The second wave of the ongoing pandemic has seen Bengaluru registering a sudden increase in not only the number of cases but also fatalities. Social media sites were flooded with requests for medication, oxygen and queries regarding hospital beds. Amidst the humanitarian crisis, many citizen groups and volunteers across the city have stepped in to help those in need. Home cooks have been delivering food for free or for a minimal charge to those infected with COVID-19, while volunteers have been working with the civic body to ensure that the resources reach those who need it.

Citizen groups like Whitefield Rising have been collaborating with other NGOs and Mercy Mission — a collective of non-profit organisations involved in COVID-19 relief, to make sure help reaches those who need it in time. Speaking about the work the association is doing, Zibi Jamal, a member of Whitefield Rising, says that they have set up quarantine centres and COVID-19 Care Centres for kids. “Since medical aid was paramount, we focused on the same. Volunteers would take stock of bed availability through the helplines given by the Bruhat Bengaluru Mahanagara Palike (BBMP),” Zibi adds. The group has also installed a beverage machine for frontline workers in Bengaluru hospitals.

Similarly, Citizens for Citizens (C4C), a citizens’ community service group, have been engaged in donating dry ration kits. On June 4, the group handed out dry ration kits to the families in need in and around Vasant Nagar in the city. Rajkumar Dugar, founder of the two-year-old initiative, tells TNM that the group has been doing COVID-19 relief work since the onset of the pandemic and has helped many in the locality. “When the BBMP had announced that persons with disabilities, vendors, etc. would get vaccinated on priority, we collated data on such people in the locality, however, it did not materialise. However, we have ensured that help reaches those in need.”

The collective has organised blood donation camps and donated oxygen concentrators and also ensured COVID-19 appropriate behaviour was being followed in the primary health centres in the locality by cleaning the premises and putting new demarcations.

Another citizens’ group, Citizens for Bengaluru, has been helping people with medical aid, says Chitra Venkatesh, a member of the group. Meanwhile, individuals like Varun Agarwal, who lost his brother Mayank to the disease, channelled their grief by helping others. The 32-year-old started the Mayank Agarwal Memorial Fund, which raised aid for debt-ridden families.

Similarly, citizens in Indiranagar have been involved in holding vaccination camps to inoculate as many as they can.
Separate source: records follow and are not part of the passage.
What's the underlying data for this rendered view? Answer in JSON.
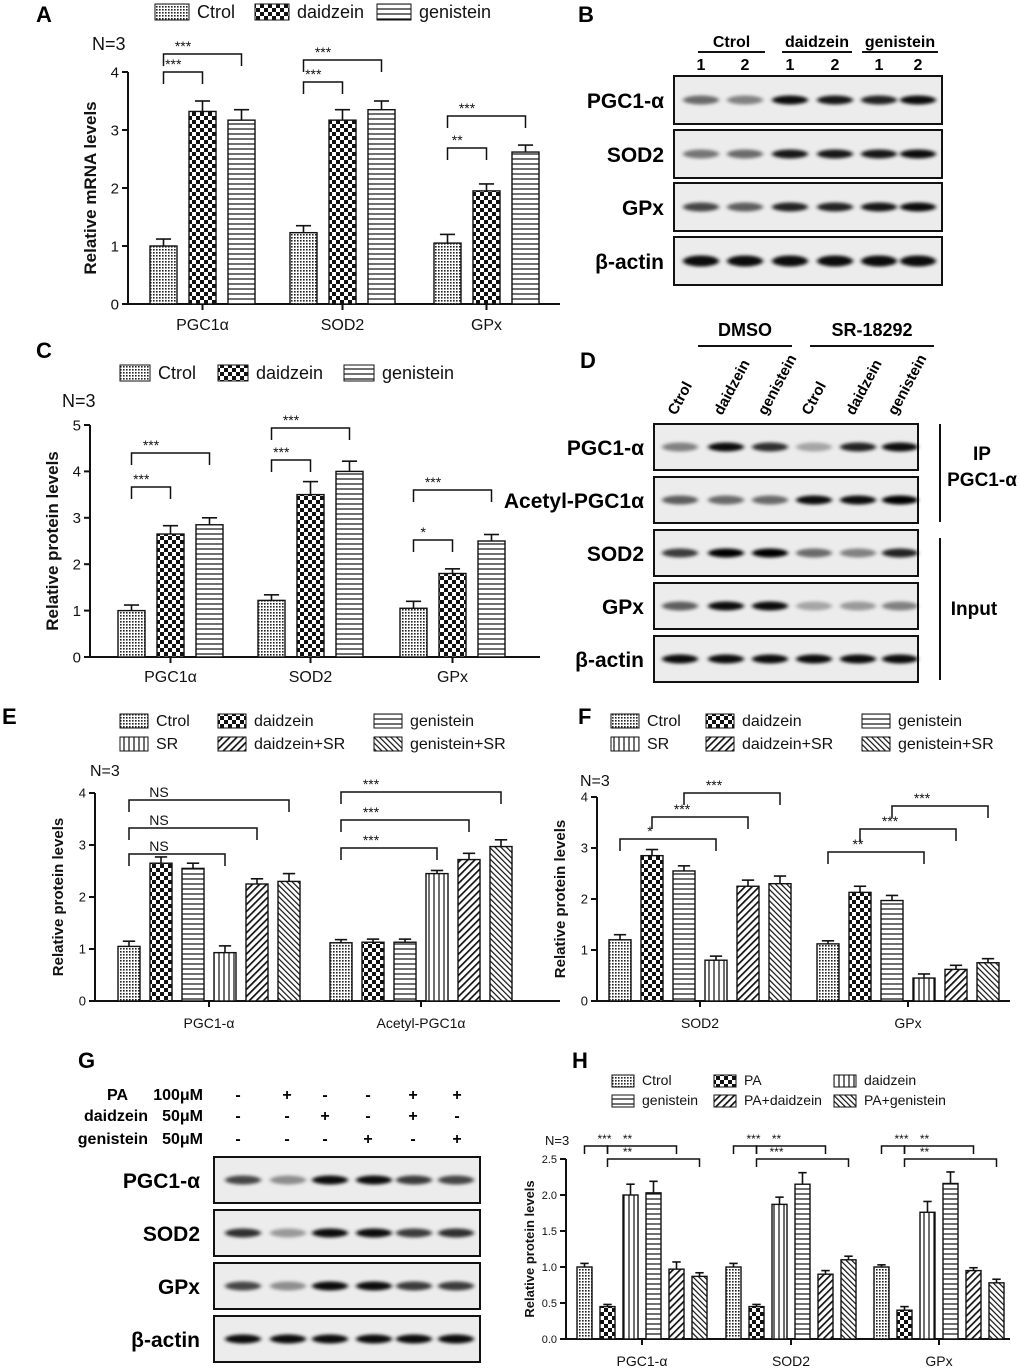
{
  "panel_labels": [
    "A",
    "B",
    "C",
    "D",
    "E",
    "F",
    "G",
    "H"
  ],
  "legends": {
    "three": [
      "Ctrol",
      "daidzein",
      "genistein"
    ],
    "six": [
      "Ctrol",
      "daidzein",
      "genistein",
      "SR",
      "daidzein+SR",
      "genistein+SR"
    ],
    "six_h": [
      "Ctrol",
      "PA",
      "daidzein",
      "genistein",
      "PA+daidzein",
      "PA+genistein"
    ]
  },
  "blots": {
    "B": {
      "groups": [
        "Ctrol",
        "daidzein",
        "genistein"
      ],
      "lanes": [
        "1",
        "2",
        "1",
        "2",
        "1",
        "2"
      ],
      "rows": [
        "PGC1-α",
        "SOD2",
        "GPx",
        "β-actin"
      ]
    },
    "D": {
      "groups": [
        "DMSO",
        "SR-18292"
      ],
      "lanes": [
        "Ctrol",
        "daidzein",
        "genistein",
        "Ctrol",
        "daidzein",
        "genistein"
      ],
      "rows": [
        "PGC1-α",
        "Acetyl-PGC1α",
        "SOD2",
        "GPx",
        "β-actin"
      ],
      "side_labels": [
        "IP",
        "PGC1-α",
        "Input"
      ]
    },
    "G": {
      "conditions": [
        "PA",
        "daidzein",
        "genistein"
      ],
      "doses": [
        "100μM",
        "50μM",
        "50μM"
      ],
      "matrix": [
        [
          "-",
          "+",
          "-",
          "-",
          "+",
          "+"
        ],
        [
          "-",
          "-",
          "+",
          "-",
          "+",
          "-"
        ],
        [
          "-",
          "-",
          "-",
          "+",
          "-",
          "+"
        ]
      ],
      "rows": [
        "PGC1-α",
        "SOD2",
        "GPx",
        "β-actin"
      ]
    }
  },
  "chart_data": [
    {
      "panel": "A",
      "type": "bar",
      "n_label": "N=3",
      "ylabel": "Relative mRNA levels",
      "xlabel": "",
      "ylim": [
        0,
        4
      ],
      "yticks": [
        "0",
        "1",
        "2",
        "3",
        "4"
      ],
      "categories": [
        "PGC1α",
        "SOD2",
        "GPx"
      ],
      "series": [
        {
          "name": "Ctrol",
          "values": [
            1.0,
            1.23,
            1.05
          ],
          "errors": [
            0.12,
            0.12,
            0.15
          ]
        },
        {
          "name": "daidzein",
          "values": [
            3.32,
            3.17,
            1.95
          ],
          "errors": [
            0.18,
            0.18,
            0.12
          ]
        },
        {
          "name": "genistein",
          "values": [
            3.17,
            3.35,
            2.62
          ],
          "errors": [
            0.18,
            0.15,
            0.12
          ]
        }
      ],
      "significance": [
        {
          "cat": 0,
          "from": 0,
          "to": 1,
          "label": "***"
        },
        {
          "cat": 0,
          "from": 0,
          "to": 2,
          "label": "***"
        },
        {
          "cat": 1,
          "from": 0,
          "to": 1,
          "label": "***"
        },
        {
          "cat": 1,
          "from": 0,
          "to": 2,
          "label": "***"
        },
        {
          "cat": 2,
          "from": 0,
          "to": 1,
          "label": "**"
        },
        {
          "cat": 2,
          "from": 0,
          "to": 2,
          "label": "***"
        }
      ]
    },
    {
      "panel": "C",
      "type": "bar",
      "n_label": "N=3",
      "ylabel": "Relative protein levels",
      "xlabel": "",
      "ylim": [
        0,
        5
      ],
      "yticks": [
        "0",
        "1",
        "2",
        "3",
        "4",
        "5"
      ],
      "categories": [
        "PGC1α",
        "SOD2",
        "GPx"
      ],
      "series": [
        {
          "name": "Ctrol",
          "values": [
            1.0,
            1.22,
            1.05
          ],
          "errors": [
            0.12,
            0.12,
            0.15
          ]
        },
        {
          "name": "daidzein",
          "values": [
            2.65,
            3.5,
            1.8
          ],
          "errors": [
            0.18,
            0.28,
            0.1
          ]
        },
        {
          "name": "genistein",
          "values": [
            2.85,
            4.0,
            2.5
          ],
          "errors": [
            0.15,
            0.22,
            0.14
          ]
        }
      ],
      "significance": [
        {
          "cat": 0,
          "from": 0,
          "to": 1,
          "label": "***"
        },
        {
          "cat": 0,
          "from": 0,
          "to": 2,
          "label": "***"
        },
        {
          "cat": 1,
          "from": 0,
          "to": 1,
          "label": "***"
        },
        {
          "cat": 1,
          "from": 0,
          "to": 2,
          "label": "***"
        },
        {
          "cat": 2,
          "from": 0,
          "to": 1,
          "label": "*"
        },
        {
          "cat": 2,
          "from": 0,
          "to": 2,
          "label": "***"
        }
      ]
    },
    {
      "panel": "E",
      "type": "bar",
      "n_label": "N=3",
      "ylabel": "Relative protein levels",
      "xlabel": "",
      "ylim": [
        0,
        4
      ],
      "yticks": [
        "0",
        "1",
        "2",
        "3",
        "4"
      ],
      "categories": [
        "PGC1-α",
        "Acetyl-PGC1α"
      ],
      "series": [
        {
          "name": "Ctrol",
          "values": [
            1.05,
            1.12
          ],
          "errors": [
            0.1,
            0.06
          ]
        },
        {
          "name": "daidzein",
          "values": [
            2.65,
            1.13
          ],
          "errors": [
            0.12,
            0.06
          ]
        },
        {
          "name": "genistein",
          "values": [
            2.55,
            1.13
          ],
          "errors": [
            0.1,
            0.06
          ]
        },
        {
          "name": "SR",
          "values": [
            0.93,
            2.45
          ],
          "errors": [
            0.13,
            0.06
          ]
        },
        {
          "name": "daidzein+SR",
          "values": [
            2.25,
            2.72
          ],
          "errors": [
            0.1,
            0.12
          ]
        },
        {
          "name": "genistein+SR",
          "values": [
            2.3,
            2.97
          ],
          "errors": [
            0.15,
            0.13
          ]
        }
      ],
      "significance": [
        {
          "cat": 0,
          "from": 0,
          "to": 3,
          "label": "NS"
        },
        {
          "cat": 0,
          "from": 0,
          "to": 4,
          "label": "NS"
        },
        {
          "cat": 0,
          "from": 0,
          "to": 5,
          "label": "NS"
        },
        {
          "cat": 1,
          "from": 0,
          "to": 3,
          "label": "***"
        },
        {
          "cat": 1,
          "from": 0,
          "to": 4,
          "label": "***"
        },
        {
          "cat": 1,
          "from": 0,
          "to": 5,
          "label": "***"
        }
      ]
    },
    {
      "panel": "F",
      "type": "bar",
      "n_label": "N=3",
      "ylabel": "Relative protein levels",
      "xlabel": "",
      "ylim": [
        0,
        4
      ],
      "yticks": [
        "0",
        "1",
        "2",
        "3",
        "4"
      ],
      "categories": [
        "SOD2",
        "GPx"
      ],
      "series": [
        {
          "name": "Ctrol",
          "values": [
            1.2,
            1.12
          ],
          "errors": [
            0.1,
            0.06
          ]
        },
        {
          "name": "daidzein",
          "values": [
            2.85,
            2.13
          ],
          "errors": [
            0.12,
            0.12
          ]
        },
        {
          "name": "genistein",
          "values": [
            2.55,
            1.97
          ],
          "errors": [
            0.1,
            0.1
          ]
        },
        {
          "name": "SR",
          "values": [
            0.8,
            0.45
          ],
          "errors": [
            0.08,
            0.08
          ]
        },
        {
          "name": "daidzein+SR",
          "values": [
            2.25,
            0.62
          ],
          "errors": [
            0.12,
            0.08
          ]
        },
        {
          "name": "genistein+SR",
          "values": [
            2.3,
            0.75
          ],
          "errors": [
            0.15,
            0.08
          ]
        }
      ],
      "significance": [
        {
          "cat": 0,
          "from": 0,
          "to": 3,
          "label": "*"
        },
        {
          "cat": 0,
          "from": 1,
          "to": 4,
          "label": "***"
        },
        {
          "cat": 0,
          "from": 2,
          "to": 5,
          "label": "***"
        },
        {
          "cat": 1,
          "from": 0,
          "to": 3,
          "label": "**"
        },
        {
          "cat": 1,
          "from": 1,
          "to": 4,
          "label": "***"
        },
        {
          "cat": 1,
          "from": 2,
          "to": 5,
          "label": "***"
        }
      ]
    },
    {
      "panel": "H",
      "type": "bar",
      "n_label": "N=3",
      "ylabel": "Relative protein levels",
      "xlabel": "",
      "ylim": [
        0,
        2.5
      ],
      "yticks": [
        "0.0",
        "0.5",
        "1.0",
        "1.5",
        "2.0",
        "2.5"
      ],
      "categories": [
        "PGC1-α",
        "SOD2",
        "GPx"
      ],
      "series": [
        {
          "name": "Ctrol",
          "values": [
            1.0,
            1.0,
            1.0
          ],
          "errors": [
            0.05,
            0.05,
            0.03
          ]
        },
        {
          "name": "PA",
          "values": [
            0.45,
            0.45,
            0.4
          ],
          "errors": [
            0.03,
            0.03,
            0.05
          ]
        },
        {
          "name": "daidzein",
          "values": [
            2.0,
            1.87,
            1.76
          ],
          "errors": [
            0.15,
            0.1,
            0.15
          ]
        },
        {
          "name": "genistein",
          "values": [
            2.03,
            2.15,
            2.16
          ],
          "errors": [
            0.16,
            0.16,
            0.16
          ]
        },
        {
          "name": "PA+daidzein",
          "values": [
            0.97,
            0.9,
            0.95
          ],
          "errors": [
            0.1,
            0.05,
            0.04
          ]
        },
        {
          "name": "PA+genistein",
          "values": [
            0.87,
            1.1,
            0.78
          ],
          "errors": [
            0.05,
            0.05,
            0.05
          ]
        }
      ],
      "significance": [
        {
          "cat": 0,
          "from": 0,
          "to": 1,
          "label": "***"
        },
        {
          "cat": 0,
          "from": 1,
          "to": 4,
          "label": "**"
        },
        {
          "cat": 0,
          "from": 1,
          "to": 5,
          "label": "**"
        },
        {
          "cat": 1,
          "from": 0,
          "to": 1,
          "label": "***"
        },
        {
          "cat": 1,
          "from": 1,
          "to": 4,
          "label": "**"
        },
        {
          "cat": 1,
          "from": 1,
          "to": 5,
          "label": "***"
        },
        {
          "cat": 2,
          "from": 0,
          "to": 1,
          "label": "***"
        },
        {
          "cat": 2,
          "from": 1,
          "to": 4,
          "label": "**"
        },
        {
          "cat": 2,
          "from": 1,
          "to": 5,
          "label": "**"
        }
      ]
    }
  ]
}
Sneha Nandihal, city-based activist and member of Indiranagar Residents’ Welfare Association, says that the group organised a vaccination camp on Saturday and vaccinated nearly 1,200 people.

Another city-based activist Zia Nomani, who is a member of the Law and Policy Research Institute, has been donating ration kits to refugees of the Rohingya Muslim community in the city. “The refugees have been given a Right to Live in the nation, otherwise there is no state that is looking after them. They are technically stateless and thus with the help of Khalsa Aid, we have handed out dry ration kits to them. Through CSR (corporate social responsibility) funds, we have also managed to distribute food kits to homeless children in the city,” the activist adds.